さて困った、というのが写真トップの車。メーカー名が判らない。が、アメリカのショーモデル。いうなれば”ドリームカー”。少し目的は違うようだが、今様の言い方をすればコンセプトカーと同類だ。

昔、世界最大の自動車生産国で世界最大の消費国アメリカの自動車ショーは、それは華やかで、世界の注目を集め、アメリカの各社がこぞって展示したのがドリームカーだった。

WWⅡで連合軍勝利の原動力となったアメリカは、戦後の世界経済を主導し、世界中の富が集まったかのように活気づき、優れた商品を洪水のように世界に供給したものである。

兵器生産から本業に戻った自動車産業も、続々と光り輝く大型乗用車を供給したが、それが最も充実していたのが、50年代、60年代だった。

ショーを飾り、見る人達をわくわくさせ、夢を持たせるドリームカーのほとんどは、景気の良いアメリカ企業から、イタリアのカロッツェリアに発注された。

御承知のようにカロッツェリアは、王侯貴族金満家御用達の特注品製作が商売だったが、戦後の欧州では旧来の金満家からの発注が激減、青息吐息の所に新興金持ち国からの発注は、恵みの雨のようだったろう。

当時の貧乏国日本でそんな車を見ることは皆無だったが、アメリカの天然色印刷の自動車雑誌を手に入れては、溜息をつきながら見入ったものである。

写真の車はそんな時代が到来する初期の作品と思われる。が、同時代の金持ちが注文の一台限りの作品かも知れない。というのも手元の資料の中に、この車の資料が見当たらないからだ。
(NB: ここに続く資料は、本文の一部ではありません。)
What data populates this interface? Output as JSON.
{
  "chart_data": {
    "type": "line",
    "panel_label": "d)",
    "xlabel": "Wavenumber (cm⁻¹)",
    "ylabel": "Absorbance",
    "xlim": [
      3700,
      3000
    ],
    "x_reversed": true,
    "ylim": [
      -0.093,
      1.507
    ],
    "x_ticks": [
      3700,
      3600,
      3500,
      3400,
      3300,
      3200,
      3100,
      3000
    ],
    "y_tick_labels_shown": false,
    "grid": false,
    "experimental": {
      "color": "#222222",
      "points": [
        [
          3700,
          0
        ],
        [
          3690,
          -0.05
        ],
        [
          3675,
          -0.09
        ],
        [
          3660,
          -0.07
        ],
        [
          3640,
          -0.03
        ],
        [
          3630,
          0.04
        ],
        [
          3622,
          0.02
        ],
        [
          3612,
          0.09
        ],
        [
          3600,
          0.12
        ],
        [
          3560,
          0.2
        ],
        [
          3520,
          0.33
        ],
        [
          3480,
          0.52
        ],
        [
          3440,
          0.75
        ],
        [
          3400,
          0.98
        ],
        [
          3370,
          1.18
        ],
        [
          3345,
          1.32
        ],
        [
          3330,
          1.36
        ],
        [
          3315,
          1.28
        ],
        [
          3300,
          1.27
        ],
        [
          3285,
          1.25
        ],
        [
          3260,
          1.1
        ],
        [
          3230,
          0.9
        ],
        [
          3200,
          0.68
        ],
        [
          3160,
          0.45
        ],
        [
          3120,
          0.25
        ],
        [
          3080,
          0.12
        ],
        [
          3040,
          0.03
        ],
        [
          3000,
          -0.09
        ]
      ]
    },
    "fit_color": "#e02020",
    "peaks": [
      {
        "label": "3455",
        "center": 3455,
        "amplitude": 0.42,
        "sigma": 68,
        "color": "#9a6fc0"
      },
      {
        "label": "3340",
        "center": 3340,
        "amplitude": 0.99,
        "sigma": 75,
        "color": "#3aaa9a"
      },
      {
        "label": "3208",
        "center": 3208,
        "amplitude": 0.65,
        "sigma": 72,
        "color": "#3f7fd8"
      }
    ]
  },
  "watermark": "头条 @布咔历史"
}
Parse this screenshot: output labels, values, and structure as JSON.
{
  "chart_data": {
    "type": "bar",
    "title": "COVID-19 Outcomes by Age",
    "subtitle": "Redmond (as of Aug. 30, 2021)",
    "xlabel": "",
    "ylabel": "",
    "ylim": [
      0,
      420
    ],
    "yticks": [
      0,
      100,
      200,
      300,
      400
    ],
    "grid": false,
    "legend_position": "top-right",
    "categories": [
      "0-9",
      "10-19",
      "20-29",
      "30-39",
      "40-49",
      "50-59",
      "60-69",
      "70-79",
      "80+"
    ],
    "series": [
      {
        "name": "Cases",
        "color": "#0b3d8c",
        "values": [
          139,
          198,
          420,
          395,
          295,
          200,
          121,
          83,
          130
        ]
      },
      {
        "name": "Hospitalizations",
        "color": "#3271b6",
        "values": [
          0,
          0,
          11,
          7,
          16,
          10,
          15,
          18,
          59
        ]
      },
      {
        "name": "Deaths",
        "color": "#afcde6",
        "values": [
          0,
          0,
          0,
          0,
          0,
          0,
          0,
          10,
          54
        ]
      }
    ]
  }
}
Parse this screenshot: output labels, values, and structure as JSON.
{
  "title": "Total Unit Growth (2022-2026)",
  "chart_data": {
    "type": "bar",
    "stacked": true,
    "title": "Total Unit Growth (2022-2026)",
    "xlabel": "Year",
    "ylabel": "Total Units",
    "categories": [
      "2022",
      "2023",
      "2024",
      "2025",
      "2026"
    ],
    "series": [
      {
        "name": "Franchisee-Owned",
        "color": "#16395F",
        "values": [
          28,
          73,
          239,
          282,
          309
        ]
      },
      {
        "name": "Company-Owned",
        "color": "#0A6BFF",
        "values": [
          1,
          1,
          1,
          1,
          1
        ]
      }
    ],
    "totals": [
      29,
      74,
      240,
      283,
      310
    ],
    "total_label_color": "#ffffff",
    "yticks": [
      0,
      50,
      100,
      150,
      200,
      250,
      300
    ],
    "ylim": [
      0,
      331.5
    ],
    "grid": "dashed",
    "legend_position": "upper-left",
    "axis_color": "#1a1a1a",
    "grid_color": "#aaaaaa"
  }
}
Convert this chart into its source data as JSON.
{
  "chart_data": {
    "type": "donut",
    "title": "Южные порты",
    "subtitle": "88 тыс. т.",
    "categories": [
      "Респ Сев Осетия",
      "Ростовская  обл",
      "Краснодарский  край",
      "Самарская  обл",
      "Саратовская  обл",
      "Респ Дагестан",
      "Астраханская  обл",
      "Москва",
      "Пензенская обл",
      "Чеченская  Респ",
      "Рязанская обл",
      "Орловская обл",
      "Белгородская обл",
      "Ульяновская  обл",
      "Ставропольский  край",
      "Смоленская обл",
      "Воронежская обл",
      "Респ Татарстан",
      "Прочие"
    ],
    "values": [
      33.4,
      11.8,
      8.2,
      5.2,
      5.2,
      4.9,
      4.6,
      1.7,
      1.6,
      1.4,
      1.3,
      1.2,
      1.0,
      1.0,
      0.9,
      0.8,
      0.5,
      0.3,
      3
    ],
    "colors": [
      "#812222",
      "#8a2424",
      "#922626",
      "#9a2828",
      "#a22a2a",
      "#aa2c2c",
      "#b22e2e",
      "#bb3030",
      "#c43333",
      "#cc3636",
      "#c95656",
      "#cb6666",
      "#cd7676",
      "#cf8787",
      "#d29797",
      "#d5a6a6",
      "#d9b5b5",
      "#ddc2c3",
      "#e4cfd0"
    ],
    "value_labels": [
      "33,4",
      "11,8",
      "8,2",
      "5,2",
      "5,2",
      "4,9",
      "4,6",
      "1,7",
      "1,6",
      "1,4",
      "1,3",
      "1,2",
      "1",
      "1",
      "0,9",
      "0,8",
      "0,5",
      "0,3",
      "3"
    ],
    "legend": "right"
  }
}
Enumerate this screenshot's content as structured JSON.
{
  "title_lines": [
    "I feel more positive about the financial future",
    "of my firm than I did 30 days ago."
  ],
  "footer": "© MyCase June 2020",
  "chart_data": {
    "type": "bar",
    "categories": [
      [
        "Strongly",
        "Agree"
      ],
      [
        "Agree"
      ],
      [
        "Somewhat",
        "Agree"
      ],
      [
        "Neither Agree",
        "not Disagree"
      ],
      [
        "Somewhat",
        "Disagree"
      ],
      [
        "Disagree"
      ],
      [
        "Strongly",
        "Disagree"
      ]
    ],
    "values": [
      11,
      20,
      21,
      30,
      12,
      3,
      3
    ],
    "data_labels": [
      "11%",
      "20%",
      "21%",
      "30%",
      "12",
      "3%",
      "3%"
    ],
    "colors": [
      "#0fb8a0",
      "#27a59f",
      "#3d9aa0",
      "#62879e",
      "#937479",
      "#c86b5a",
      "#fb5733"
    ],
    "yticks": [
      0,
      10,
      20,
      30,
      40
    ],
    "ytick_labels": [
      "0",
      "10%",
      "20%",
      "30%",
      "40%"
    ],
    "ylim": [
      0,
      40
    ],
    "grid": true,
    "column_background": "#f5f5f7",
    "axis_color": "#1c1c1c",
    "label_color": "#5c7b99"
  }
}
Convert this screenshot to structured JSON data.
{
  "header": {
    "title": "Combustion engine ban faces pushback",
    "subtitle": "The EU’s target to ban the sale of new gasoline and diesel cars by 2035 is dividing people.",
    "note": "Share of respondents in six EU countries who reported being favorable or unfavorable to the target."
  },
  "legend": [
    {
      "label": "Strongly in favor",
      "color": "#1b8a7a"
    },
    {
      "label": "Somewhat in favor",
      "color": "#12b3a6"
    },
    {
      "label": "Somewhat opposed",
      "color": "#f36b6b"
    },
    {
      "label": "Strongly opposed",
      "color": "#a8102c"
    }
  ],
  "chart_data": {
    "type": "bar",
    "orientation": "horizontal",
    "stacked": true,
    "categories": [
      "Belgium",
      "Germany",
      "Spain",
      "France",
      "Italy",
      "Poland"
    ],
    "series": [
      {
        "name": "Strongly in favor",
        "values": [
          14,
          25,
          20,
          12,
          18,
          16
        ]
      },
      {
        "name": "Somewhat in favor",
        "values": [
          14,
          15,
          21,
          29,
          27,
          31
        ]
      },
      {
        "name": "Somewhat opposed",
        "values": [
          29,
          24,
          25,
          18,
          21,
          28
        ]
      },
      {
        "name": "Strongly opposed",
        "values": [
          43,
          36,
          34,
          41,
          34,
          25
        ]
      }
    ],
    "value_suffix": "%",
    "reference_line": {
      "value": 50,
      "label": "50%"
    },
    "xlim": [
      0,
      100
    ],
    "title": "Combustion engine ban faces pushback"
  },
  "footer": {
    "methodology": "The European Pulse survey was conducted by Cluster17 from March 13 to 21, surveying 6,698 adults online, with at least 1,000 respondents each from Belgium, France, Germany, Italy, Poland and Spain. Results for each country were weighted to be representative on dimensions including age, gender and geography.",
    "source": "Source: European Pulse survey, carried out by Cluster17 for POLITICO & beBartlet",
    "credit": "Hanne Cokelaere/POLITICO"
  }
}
年代的には、50年頃だろう。前窓が二枚に分かれていること(数年後にはガラスはワンピースになっている)。記憶では51年のGMビュイックのドリームカー、ルサーブル(ラセイバー)に似ている。

また、先端のジェット戦闘機の吸気口もどきは、売り出してから、前後が判らないと大きな話題を提供したスチュードベイカーや49年型フォードそっくりだ。

いずれにしても50年直前からアメリカ車が好んで選んだモチーフは、朝鮮戦争で初登場、ソ連製ミグ戦闘機と戦った強いジェット戦闘機である。

ソ連製ミグ15戦闘機:中国人パイロットがF86を初めて撃墜した記念すべき機体。北京航空博物館に展示。パイロットは未だ存命のようである

またリアフェンダーにも吸気口があり、こいつは後のキャデラックに取り込まれている。バンパーのイメージは私の記憶のルサーブルだから、この車、もう一台ルサーブルがあったのかも知れない。

とにかく、今回は訳の判らない車の話で失礼しました。